Community called for Amber Alert

Her community, the We’koqma’q First Nation in Cape Breton, had been calling for an Amber Alert to be issued. The We’koqma’q band council had also offered a $5,000 reward for information that would help find the girl.

Coun. Steven Googoo has told CBC that Doyle was at one time the teen’s stepfather, and her family thinks she was manipulated into leaving with him.

But police had said they couldn’t put out an Amber Alert because her case didn’t meet the criteria.

“The person has to be abducted and because of her age and her willingness to co-operate, she was not abducted on that day,” Cpl. Lisa Croteau said on Wednesday. 

An emergency alert was sent out early Thursday to those in a specific region of southeast Cape Breton, where they believed Doyle and the girl were at the time.

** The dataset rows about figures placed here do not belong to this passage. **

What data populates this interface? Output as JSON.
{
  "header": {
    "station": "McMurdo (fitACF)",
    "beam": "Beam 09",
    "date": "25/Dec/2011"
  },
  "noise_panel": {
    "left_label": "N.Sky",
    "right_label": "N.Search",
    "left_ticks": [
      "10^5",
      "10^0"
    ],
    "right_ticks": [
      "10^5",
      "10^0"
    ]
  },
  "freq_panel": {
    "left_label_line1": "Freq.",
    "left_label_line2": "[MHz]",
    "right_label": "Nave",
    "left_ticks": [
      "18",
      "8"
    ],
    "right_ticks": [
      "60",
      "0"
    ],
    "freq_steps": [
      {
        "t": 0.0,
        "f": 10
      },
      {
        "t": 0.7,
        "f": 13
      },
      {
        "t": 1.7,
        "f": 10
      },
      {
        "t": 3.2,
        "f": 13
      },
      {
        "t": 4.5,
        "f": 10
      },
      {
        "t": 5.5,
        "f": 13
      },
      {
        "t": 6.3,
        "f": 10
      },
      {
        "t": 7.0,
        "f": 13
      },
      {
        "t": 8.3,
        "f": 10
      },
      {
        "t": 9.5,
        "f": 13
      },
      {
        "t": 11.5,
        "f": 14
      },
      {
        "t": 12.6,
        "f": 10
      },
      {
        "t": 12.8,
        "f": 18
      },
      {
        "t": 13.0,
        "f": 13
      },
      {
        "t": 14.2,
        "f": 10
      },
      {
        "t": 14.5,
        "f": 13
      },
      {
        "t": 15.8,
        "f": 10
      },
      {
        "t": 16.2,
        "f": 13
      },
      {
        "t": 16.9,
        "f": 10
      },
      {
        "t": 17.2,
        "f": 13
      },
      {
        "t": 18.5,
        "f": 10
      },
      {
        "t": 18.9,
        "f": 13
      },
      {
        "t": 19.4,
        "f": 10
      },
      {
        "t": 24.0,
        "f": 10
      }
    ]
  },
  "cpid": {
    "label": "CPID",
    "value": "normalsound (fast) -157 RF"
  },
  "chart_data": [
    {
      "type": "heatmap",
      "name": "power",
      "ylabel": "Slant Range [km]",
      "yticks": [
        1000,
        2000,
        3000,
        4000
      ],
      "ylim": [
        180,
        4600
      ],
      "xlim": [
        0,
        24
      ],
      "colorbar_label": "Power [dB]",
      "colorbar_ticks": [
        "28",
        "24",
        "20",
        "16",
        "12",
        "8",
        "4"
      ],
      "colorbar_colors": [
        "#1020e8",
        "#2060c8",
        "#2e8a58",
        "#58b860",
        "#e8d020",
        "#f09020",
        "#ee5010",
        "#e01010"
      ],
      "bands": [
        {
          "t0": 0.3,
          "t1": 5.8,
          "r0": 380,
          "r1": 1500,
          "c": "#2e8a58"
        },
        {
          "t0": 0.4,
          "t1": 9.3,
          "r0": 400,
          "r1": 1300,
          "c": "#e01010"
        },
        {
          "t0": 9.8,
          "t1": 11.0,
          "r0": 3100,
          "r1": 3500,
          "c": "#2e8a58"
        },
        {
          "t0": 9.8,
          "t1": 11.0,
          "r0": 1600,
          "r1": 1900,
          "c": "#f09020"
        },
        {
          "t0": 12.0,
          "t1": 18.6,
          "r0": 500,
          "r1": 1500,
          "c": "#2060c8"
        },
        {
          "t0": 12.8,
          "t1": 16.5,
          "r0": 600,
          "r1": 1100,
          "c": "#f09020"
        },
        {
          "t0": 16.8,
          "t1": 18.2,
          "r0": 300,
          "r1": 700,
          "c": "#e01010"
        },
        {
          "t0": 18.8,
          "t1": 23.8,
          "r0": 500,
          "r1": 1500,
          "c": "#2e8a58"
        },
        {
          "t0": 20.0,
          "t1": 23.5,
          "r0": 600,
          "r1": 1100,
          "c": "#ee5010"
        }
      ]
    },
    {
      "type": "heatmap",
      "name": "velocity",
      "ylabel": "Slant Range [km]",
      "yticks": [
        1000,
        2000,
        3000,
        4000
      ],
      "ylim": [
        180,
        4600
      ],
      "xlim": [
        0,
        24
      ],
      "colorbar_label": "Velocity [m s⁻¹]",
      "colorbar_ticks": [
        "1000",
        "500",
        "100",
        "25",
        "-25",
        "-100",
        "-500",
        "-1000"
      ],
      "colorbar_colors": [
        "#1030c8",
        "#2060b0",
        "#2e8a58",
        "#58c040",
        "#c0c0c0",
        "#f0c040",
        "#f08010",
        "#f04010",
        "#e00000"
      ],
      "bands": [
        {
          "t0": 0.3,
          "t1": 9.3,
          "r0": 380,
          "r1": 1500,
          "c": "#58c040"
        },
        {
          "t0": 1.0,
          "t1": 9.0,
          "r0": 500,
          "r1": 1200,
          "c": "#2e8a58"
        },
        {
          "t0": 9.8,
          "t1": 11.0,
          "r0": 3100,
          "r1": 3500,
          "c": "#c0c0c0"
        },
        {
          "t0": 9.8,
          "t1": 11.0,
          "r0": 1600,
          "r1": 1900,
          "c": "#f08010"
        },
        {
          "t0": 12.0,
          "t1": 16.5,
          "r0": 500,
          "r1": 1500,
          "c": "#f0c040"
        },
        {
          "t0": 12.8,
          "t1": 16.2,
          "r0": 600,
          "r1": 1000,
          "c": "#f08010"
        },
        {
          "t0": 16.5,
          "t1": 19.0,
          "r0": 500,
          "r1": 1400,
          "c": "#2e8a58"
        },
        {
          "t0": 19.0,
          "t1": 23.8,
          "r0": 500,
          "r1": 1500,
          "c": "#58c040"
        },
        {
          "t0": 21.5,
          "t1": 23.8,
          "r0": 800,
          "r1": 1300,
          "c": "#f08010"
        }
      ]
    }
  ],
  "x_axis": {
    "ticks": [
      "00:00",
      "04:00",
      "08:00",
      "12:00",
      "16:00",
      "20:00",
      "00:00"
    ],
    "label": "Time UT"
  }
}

They urged people in the Canoe Lake area to keep an eye out for the girl, who was believed to be in the area around 7 p.m. Wednesday on a green ATV.

Volunteers organized search

According to court records, Doyle is due in provincial court next month on an assault charge and has a number of past convictions.

He was also banned from We’koqma’q First Nation earlier this year.

Volunteers from various Mi’kmaw communities had organized their own search with 40 people and at least 25 all-terrain vehicles. That search was independent of police, but any tips that came in were forwarded to them.

Croteau said RCMP were working with the provincial Department of Lands and Forestry to get a helicopter to help, along with the RCMP canine team. Multiple Mountie detachments and Cape Breton Regional Police assisted with the investigation.